Book Talk: Power, Politics and the Street. Contemporary Art in Southeast Asia after 1970

Tang Da Wu, Life Boat, performance, Singapore, 1989. Image courtesy Koh Nguang How.
19 Feb 2025 02.30 PM - 04.00 PM SHHK Meeting Room 2 (03-93) Alumni, Current Students, Industry/Academic Partners, Prospective Students, Public
Organised by:
Roger Nelson

When did contemporary art emerge in Southeast Asia, and what field traits are shared across our diverse region? Power, Politics and the Street: Contemporary Art in Southeast Asia after 1970 (Lund Humphries, 2024) is a comparative transnational history of Southeast Asian socially-probing contemporary art, spanning its 1970s beginnings to recent production. Taking a granular approach to artworks, the book examines how, why, and when artists in Indonesia, Thailand, the Philippines, Malaysia, Singapore, and later Vietnam, Cambodia, and Myanmar developed comparable innovating contemporary art languages—initially unknown to one another. It exposes intraregionally connected aesthetic, conceptual, and circulatory modes, showing their relationship with local social-political-cultural contexts. The book thus makes a case for Southeast Asian contemporary art’s distinctive identity within global contemporary art.

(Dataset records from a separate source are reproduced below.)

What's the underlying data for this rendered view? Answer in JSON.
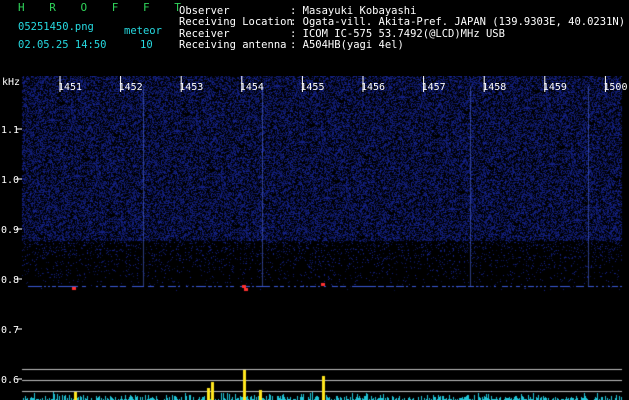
{
  "header": {
    "app_title": "H R O F F T",
    "filename": "05251450.png",
    "datetime": "02.05.25 14:50",
    "meteor_label": "meteor",
    "meteor_count": "10",
    "fields": [
      {
        "label": "Observer",
        "value": ": Masayuki Kobayashi"
      },
      {
        "label": "Receiving Location",
        "value": ": Ogata-vill. Akita-Pref. JAPAN (139.9303E, 40.0231N)"
      },
      {
        "label": "Receiver",
        "value": ": ICOM IC-575 53.7492(@LCD)MHz USB"
      },
      {
        "label": "Receiving antenna",
        "value": ": A504HB(yagi 4el)"
      }
    ]
  },
  "spectrogram": {
    "y_unit": "kHz",
    "y_ticks": [
      "1.1",
      "1.0",
      "0.9",
      "0.8",
      "0.7",
      "0.6"
    ],
    "x_ticks": [
      "1451",
      "1452",
      "1453",
      "1454",
      "1455",
      "1456",
      "1457",
      "1458",
      "1459",
      "1500"
    ],
    "colors": {
      "background": "#000000",
      "noise": "#141e78",
      "echo_line": "#3a5ad8",
      "hot": "#ff3030",
      "bars_cyan": "#21c6d8",
      "bars_yellow": "#ffe61e",
      "axis_text": "#ffffff"
    }
  }
}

This presentation will summarise the book’s central arguments and illuminate the continuity of Southeast Asian contemporary art features.

Dr Iola Lenzi is a Singapore historian and curator of Southeast Asian contemporary art. Her writings and exhibitions frame Southeast Asian contemporary art in Asian cultural and historical contexts, arguing for its distinctive aesthetic and conceptual voice within global art. Lenzi teaches Southeast Asian Contemporary Art History and curatorial methods at NTU, and in the Asian Art Histories MA programme, UAS. She has curated some 40 exhibitions in Asia and Europe, and authored-edited five multilingual anthological research publications. Her most recent book is Power, Politics and the Street: Contemporary Art in Southeast Asia after 1970 (Lund Humphries, 2024).